Gemini is Google’s family of multimodal AI models. With the Gemini STS (Speech-to-Speech) integration, AVR can natively handle conversations where speech in is directly transformed into speech out—without requiring separate ASR (speech-to-text) and TTS (text-to-speech) components.
This reduces latency and delivers more natural, human-like dialogue.

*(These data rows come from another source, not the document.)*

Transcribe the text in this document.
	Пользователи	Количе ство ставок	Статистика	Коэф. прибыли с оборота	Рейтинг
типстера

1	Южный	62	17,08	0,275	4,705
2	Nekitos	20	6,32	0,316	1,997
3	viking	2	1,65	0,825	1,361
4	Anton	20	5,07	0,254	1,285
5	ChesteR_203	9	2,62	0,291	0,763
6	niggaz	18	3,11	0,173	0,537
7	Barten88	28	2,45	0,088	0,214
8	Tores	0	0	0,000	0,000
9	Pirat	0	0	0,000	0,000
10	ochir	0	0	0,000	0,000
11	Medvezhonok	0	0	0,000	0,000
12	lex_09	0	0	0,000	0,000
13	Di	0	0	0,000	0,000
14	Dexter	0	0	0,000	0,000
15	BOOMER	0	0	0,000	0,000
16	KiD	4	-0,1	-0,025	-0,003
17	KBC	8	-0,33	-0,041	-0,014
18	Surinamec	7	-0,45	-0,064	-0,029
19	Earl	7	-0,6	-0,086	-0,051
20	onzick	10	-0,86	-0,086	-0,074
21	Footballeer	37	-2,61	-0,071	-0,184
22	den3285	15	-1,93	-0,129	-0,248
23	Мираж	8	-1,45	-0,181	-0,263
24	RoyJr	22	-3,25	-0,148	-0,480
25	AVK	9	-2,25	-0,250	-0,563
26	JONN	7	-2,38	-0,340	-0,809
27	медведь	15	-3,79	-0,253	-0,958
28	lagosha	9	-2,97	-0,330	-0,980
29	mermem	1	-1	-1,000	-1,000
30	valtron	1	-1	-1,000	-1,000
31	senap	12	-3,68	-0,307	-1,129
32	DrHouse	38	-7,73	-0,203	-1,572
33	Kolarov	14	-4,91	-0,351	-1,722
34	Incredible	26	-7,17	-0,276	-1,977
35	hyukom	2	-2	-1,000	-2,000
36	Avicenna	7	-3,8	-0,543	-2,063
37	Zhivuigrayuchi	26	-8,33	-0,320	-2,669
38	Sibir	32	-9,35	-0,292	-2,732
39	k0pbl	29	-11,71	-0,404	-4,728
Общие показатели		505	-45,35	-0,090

To connect AVR with Gemini, you need an API Key:
You’ll use this key as GEMINI_API_KEY
in your Docker environment.
Variable | Description | Example Value |
---|---|---|
PORT |
Port on which the Gemini STS service runs | 6037 |
GEMINI_API_KEY |
API Key from Google AI Studio | AIza... |
GEMINI_MODEL |
Gemini model ID to use | gemini-2.5-flash-preview-native-audio-dialog |
GEMINI_INSTRUCTIONS |
System prompt for the voice assistant | "You are a helpful assistant." |
Add the following service to your docker-compose.yml:
avr-sts-gemini:
image: agentvoiceresponse/avr-sts-gemini
platform: linux/x86_64
container_name: avr-sts-gemini
restart: always
environment:
- PORT=6037
- GEMINI_API_KEY=$GEMINI_API_KEY
- GEMINI_MODEL=$GEMINI_MODEL
- GEMINI_INSTRUCTIONS=$GEMINI_INSTRUCTIONS
networks:
- avr
Point avr-core to the Gemini STS service:
avr-core:
image: agentvoiceresponse/avr-core
platform: linux/x86_64
container_name: avr-core
restart: always
environment:
- PORT=5001
- STS_URL=ws://avr-sts-gemini:6037
ports:
- 5001:5001
networks:
- avr
A ready-to-use integration example is available in the avr-infra github project:
docker-compose-gemini.yml
— Example 10 configuration of AVR with Gemini STS.